Envoyer de l'argent en Afrique : bientôt plus simple pour le Gabon
La banque centrale de notre région rejoint un système continental qui promet des paiements plus rapides et moins chers.
La BEAC, notre banque centrale, a rejoint le grand système de paiements panafricain, le PAPSS. Concrètement, cela vise à rendre les transferts d'argent entre le Gabon et le reste de l'Afrique plus rapides et moins coûteux. Voici ce que ça pourrait changer pour les commerçants, les familles et les entreprises.

Une nouvelle porte vers le reste de l'Afrique
La Banque des États de l'Afrique Centrale (BEAC) a officiellement adhéré au Système de paiement et de règlement panafricain (PAPSS). Derrière ce nom technique se cache une idée simple : faciliter l'envoi d'argent entre pays africains.
Cette adhésion concerne les six pays de la CEMAC : le Gabon, le Cameroun, la République centrafricaine, le Congo, la Guinée équatoriale et le Tchad. Tous se retrouvent ainsi mieux connectés au reste du continent.
Le PAPSS, c'est quoi au juste ?
Le PAPSS est une plateforme de paiements transfrontaliers. En clair, c'est un pont qui permet de payer ou de recevoir de l'argent d'un pays africain à un autre sans passer par de longs détours.
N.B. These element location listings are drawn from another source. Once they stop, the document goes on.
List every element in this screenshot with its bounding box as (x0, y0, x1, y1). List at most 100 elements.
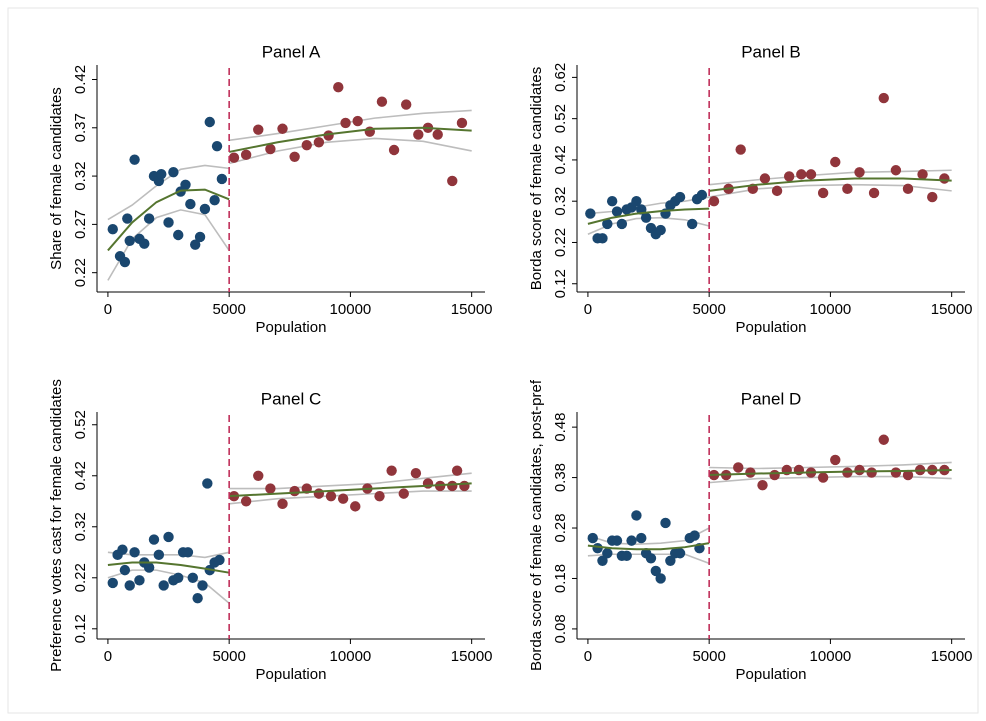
data-point (400, 99, 412, 110)
data-point (202, 478, 213, 489)
data-point (611, 206, 623, 217)
data-point (636, 532, 647, 544)
data-point (197, 580, 208, 591)
x-tick-label: 15000 (931, 301, 973, 318)
data-point (163, 217, 174, 228)
x-tick-label: 5000 (692, 648, 725, 665)
data-point (650, 565, 662, 577)
data-point (340, 117, 351, 129)
x-tick-label: 15000 (451, 648, 493, 665)
x-axis-label: Population (736, 319, 807, 336)
x-axis-label: Population (736, 666, 807, 683)
y-tick-label: 0.32 (552, 187, 569, 216)
data-point (674, 191, 686, 203)
data-point (168, 167, 179, 178)
y-tick-label: 0.52 (552, 104, 569, 133)
x-tick-label: 5000 (212, 648, 245, 665)
data-point (173, 572, 184, 583)
data-point (796, 169, 807, 180)
data-point (902, 469, 914, 481)
fit-line (107, 188, 230, 252)
data-point (228, 152, 240, 163)
y-tick-label: 0.22 (552, 228, 569, 257)
y-tick-label: 0.62 (552, 63, 569, 92)
data-point (611, 535, 623, 546)
data-point (333, 82, 344, 93)
data-point (119, 256, 131, 268)
x-tick-label: 0 (584, 301, 592, 318)
data-point (645, 553, 657, 564)
data-point (124, 235, 135, 247)
data-point (686, 218, 698, 230)
data-point (939, 173, 950, 184)
data-point (842, 183, 853, 195)
y-tick-label: 0.12 (72, 614, 89, 643)
data-point (602, 218, 613, 230)
x-tick-label: 0 (584, 648, 592, 665)
x-axis-label: Population (256, 666, 327, 683)
y-tick-label: 0.27 (72, 210, 89, 239)
data-point (917, 169, 928, 180)
data-point (602, 548, 613, 559)
data-point (585, 208, 596, 219)
data-point (868, 187, 880, 199)
data-point (759, 173, 771, 184)
data-point (352, 115, 363, 127)
x-tick-label: 5000 (212, 301, 245, 318)
data-point (129, 154, 140, 165)
data-point (313, 137, 325, 148)
data-point (626, 535, 637, 546)
figure-frame (7, 7, 979, 714)
data-point (769, 469, 780, 481)
data-point (265, 483, 276, 494)
y-tick-label: 0.38 (552, 463, 569, 492)
y-tick-label: 0.22 (72, 563, 89, 592)
data-point (180, 179, 191, 190)
x-tick-label: 0 (104, 648, 112, 665)
data-point (143, 213, 155, 224)
data-point (107, 577, 118, 589)
y-tick-label: 0.22 (72, 258, 89, 287)
data-point (190, 239, 201, 250)
data-point (277, 123, 288, 134)
confidence-band (107, 164, 230, 221)
data-point (216, 173, 228, 185)
data-point (388, 144, 400, 156)
y-tick-label: 0.37 (72, 113, 89, 142)
data-point (422, 478, 434, 489)
x-tick-label: 10000 (810, 301, 852, 318)
data-point (376, 96, 388, 107)
data-point (640, 212, 652, 223)
y-axis-label: Share of female candidates (48, 87, 65, 270)
data-point (771, 185, 783, 197)
data-point (313, 488, 325, 499)
data-point (817, 472, 829, 483)
fit-line (228, 126, 472, 153)
x-tick-label: 5000 (692, 301, 725, 318)
data-point (204, 116, 215, 128)
data-point (830, 156, 841, 168)
y-tick-label: 0.32 (72, 161, 89, 190)
data-point (117, 544, 128, 555)
data-point (660, 517, 671, 529)
data-point (708, 196, 720, 207)
data-point (143, 562, 155, 573)
data-point (451, 465, 463, 476)
data-point (156, 168, 167, 180)
data-point (432, 129, 443, 140)
data-point (597, 555, 608, 567)
data-point (878, 92, 889, 104)
fit-line (229, 482, 472, 498)
data-point (890, 165, 902, 176)
data-point (830, 454, 841, 466)
data-point (124, 580, 135, 591)
data-point (240, 149, 252, 161)
data-point (289, 485, 300, 497)
fit-line (107, 561, 230, 574)
y-tick-label: 0.52 (72, 410, 89, 439)
data-point (902, 183, 914, 195)
data-point (890, 467, 902, 478)
data-point (745, 467, 756, 478)
confidence-band (107, 209, 230, 281)
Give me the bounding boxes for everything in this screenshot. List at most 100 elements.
Jusqu'ici, une transaction entre le Gabon et un pays comme le Ghana ou le Nigeria pouvait exiger plusieurs intermédiaires et des délais. L'objectif affiché de ce système est d'accélérer les échanges et d'en réduire le coût.
Ce que cela peut changer au quotidien
Pour un commerçant de Libreville qui importe des marchandises d'un autre pays africain, des paiements plus rapides signifient moins d'attente et une trésorerie qui respire mieux.
Pour une famille qui envoie ou reçoit de l'argent d'un proche installé ailleurs sur le continent, l'enjeu est le même : gagner du temps et payer moins de frais. Les petites et moyennes entreprises, elles, pourraient trouver là un outil pour élargir leurs partenaires commerciaux.
Un pas de plus vers l'intégration africaine
Cette adhésion s'inscrit dans une dynamique plus large : renforcer l'intégration économique du continent. Plus les paiements circulent facilement, plus les échanges entre pays africains peuvent se développer.
Il faut rester mesuré : les bénéfices concrets se mesureront dans le temps, à mesure que banques et opérateurs adopteront le système. Mais la direction est claire, et elle ouvre des perspectives.
Ce qu'il faut retenir
La BEAC a rejoint un réseau qui vise des paiements plus rapides, moins chers et mieux connectés au reste de l'Afrique. Pour le Gabon, c'est une opportunité à surveiller de près, notamment pour les commerçants et les entreprises tournés vers le continent. Les prochains mois diront à quelle vitesse ces promesses deviendront réalité dans nos portefeuilles.